Friday, October 11, 2013

Crazy Life

There are oh so many thoughts and tears and yet my fingers feel like lead. So much that I want to say, but I open my mouth and nothing. There are words that are being silenced in my head and in my heart, and I try to smile and pretend that everything is ok, it is not.  My heart is weary and hurt and I have so many blessings to be thankful for but my heart is just sooooo heavy.  Its more than hard to be so very grateful and more than sad all at the same time. I could not even count the blessings on my two hands, using all my fingers.  I have received so much these last few weeks but I have nothing to give back.

I feel like I need so much and nothing bothers me more.  I mean I should be able to do so many things for myself like provide for gas and parking and clothes for my children and so on and so on, but there is nothing there.  I don't know.......

I have come SOOO far...I have finally made it to student teaching and for everything to happen like it has...I feel like such a burden and I dont feel like I am keeping anything together. My family has wiped their hands, my school is suffering, and I feel like I am on my kids all the time.

Wednesday morning one of the guys that is in my classes saw me dropping the kids off and he came and gave me a hug, said to have a good day and I was about to burst into tears.  You know its not good when someone gives you a hug and you don't want to let go.  And I think if I could just stay here and hold on for just a little while I will be stronger in just a few minutes.  But for those minutes can you help me carry the load that I carry ?  Seriously that is what I am thinking.....I am carrying the weight of so much...and my knees are buckling. Believe me I know that I am not the only one that has things going on; whose heart is aching and if I could I would heal those hearts around me  in a split second, but I can not.  I can just smile and help when I can. 

I am worried about my children.  I picked Mariska up after my class Monday ans she was in tears for oh so many reasons, her heart is not taken care of and that crushes mine.  Vincent is in the middle and does not understand.  She has wiped her hands clear of me and it hurts.  She tells Vincent oh we are going to have to spend the day together.....but nothing for Mariska.  She tells my children that she wants to make our family bond stronger, I can tell you there is no bond.  She wants my children to spend the night, no I take that back she really wants Vincent to spend the night.  IT hurts my heart and Mariska knows she is not cared for like Vincent.  I don't know its crazy. Such a hard crazy time. I know Vincent feels torn, and I try to make that as easy as I can.  Mariska gets her heart hurt often and I just let her know its ok we are a family and we will make it.
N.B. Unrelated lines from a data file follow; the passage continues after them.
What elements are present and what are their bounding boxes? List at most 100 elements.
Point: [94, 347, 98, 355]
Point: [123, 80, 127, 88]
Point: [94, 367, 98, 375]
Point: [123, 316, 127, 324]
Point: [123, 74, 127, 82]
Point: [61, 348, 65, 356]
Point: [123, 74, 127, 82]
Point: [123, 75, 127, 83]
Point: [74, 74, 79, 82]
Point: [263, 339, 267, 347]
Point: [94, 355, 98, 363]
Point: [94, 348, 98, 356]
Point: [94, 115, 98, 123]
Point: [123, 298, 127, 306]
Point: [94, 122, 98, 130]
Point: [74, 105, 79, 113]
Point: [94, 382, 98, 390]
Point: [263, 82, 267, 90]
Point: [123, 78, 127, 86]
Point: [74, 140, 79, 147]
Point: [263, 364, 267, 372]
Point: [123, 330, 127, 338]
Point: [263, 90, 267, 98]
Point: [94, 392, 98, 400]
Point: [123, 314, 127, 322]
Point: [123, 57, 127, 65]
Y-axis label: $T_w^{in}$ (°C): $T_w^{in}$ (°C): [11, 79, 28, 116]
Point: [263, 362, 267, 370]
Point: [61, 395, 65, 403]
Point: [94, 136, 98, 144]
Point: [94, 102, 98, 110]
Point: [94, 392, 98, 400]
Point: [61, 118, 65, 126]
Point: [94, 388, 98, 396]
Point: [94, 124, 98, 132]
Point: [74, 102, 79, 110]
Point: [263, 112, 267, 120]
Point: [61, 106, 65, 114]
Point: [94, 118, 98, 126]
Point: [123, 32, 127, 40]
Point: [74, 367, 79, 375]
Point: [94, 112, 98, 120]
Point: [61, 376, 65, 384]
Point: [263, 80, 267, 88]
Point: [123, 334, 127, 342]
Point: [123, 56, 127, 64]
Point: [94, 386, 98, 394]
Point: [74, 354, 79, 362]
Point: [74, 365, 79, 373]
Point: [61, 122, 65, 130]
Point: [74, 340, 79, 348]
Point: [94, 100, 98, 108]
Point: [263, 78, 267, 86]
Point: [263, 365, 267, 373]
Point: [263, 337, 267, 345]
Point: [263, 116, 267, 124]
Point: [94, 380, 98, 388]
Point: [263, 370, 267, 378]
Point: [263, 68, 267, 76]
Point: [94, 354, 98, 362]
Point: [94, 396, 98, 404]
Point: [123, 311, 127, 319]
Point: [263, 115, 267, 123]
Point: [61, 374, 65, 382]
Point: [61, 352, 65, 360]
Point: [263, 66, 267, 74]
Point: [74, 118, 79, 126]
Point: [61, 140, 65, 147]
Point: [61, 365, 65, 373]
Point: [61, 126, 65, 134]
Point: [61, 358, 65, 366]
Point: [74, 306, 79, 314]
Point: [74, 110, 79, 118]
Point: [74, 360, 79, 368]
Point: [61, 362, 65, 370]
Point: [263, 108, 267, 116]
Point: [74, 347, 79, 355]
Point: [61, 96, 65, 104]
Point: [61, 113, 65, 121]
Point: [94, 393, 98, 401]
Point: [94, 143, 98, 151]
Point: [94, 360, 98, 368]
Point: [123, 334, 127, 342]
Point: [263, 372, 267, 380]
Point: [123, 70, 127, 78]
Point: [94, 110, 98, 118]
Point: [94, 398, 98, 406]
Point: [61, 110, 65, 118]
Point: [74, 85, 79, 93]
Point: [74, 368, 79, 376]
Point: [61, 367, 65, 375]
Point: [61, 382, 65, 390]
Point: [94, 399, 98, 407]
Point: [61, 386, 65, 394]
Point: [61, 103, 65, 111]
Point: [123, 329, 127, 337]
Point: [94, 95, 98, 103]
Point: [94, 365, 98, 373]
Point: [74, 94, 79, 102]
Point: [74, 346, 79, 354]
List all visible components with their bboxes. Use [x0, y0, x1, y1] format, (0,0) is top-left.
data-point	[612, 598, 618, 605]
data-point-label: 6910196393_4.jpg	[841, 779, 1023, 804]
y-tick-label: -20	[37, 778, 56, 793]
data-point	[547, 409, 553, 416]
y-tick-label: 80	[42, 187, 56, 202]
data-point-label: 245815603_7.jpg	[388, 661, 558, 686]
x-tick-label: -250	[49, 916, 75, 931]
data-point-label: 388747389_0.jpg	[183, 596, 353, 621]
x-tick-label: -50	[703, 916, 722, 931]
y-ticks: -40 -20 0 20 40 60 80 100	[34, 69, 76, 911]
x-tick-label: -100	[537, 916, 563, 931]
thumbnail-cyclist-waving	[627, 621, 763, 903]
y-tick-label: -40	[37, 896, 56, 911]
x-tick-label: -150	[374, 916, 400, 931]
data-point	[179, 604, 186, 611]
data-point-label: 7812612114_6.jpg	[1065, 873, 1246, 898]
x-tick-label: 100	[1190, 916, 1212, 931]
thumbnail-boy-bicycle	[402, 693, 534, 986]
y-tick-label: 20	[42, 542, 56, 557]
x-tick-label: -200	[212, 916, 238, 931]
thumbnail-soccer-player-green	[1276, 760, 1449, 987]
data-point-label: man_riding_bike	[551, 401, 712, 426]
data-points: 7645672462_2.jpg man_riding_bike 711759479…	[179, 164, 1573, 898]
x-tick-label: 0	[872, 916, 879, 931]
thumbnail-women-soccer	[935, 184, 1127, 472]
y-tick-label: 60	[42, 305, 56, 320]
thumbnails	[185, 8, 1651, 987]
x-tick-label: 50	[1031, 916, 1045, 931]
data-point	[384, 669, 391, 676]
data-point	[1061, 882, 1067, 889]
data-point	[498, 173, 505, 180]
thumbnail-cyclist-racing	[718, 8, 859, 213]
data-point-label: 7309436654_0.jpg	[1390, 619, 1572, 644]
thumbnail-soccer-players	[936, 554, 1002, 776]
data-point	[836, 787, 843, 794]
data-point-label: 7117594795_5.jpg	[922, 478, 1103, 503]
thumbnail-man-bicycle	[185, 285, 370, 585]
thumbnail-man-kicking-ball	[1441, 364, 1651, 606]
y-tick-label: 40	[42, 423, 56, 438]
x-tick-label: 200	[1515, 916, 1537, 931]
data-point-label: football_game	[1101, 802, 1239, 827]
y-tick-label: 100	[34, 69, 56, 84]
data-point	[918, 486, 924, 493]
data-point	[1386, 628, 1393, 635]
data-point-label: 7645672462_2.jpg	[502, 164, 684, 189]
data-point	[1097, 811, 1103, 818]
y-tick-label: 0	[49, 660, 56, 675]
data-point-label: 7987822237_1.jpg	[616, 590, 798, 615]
For me the flashbacks at school are many, the feeling that my heart is going to beat out of my chest is constant, and the tears come often, AT SCHOOL.  I am so close to the end so close to my degree, so close to so much yet not there yet.    Even my joy in the classroom is being affected.  Its there but I am working hard to even find that, and am holding on for dear life.  Where I live ther is peace and so much kindness that I can never repay, never be grateful enough for and that is the only thing keeping me afloat.  Such a crazy time.  I know it will pass, I will soon be done with school and providing all that I should but today, today is not that day and this season is more than rough.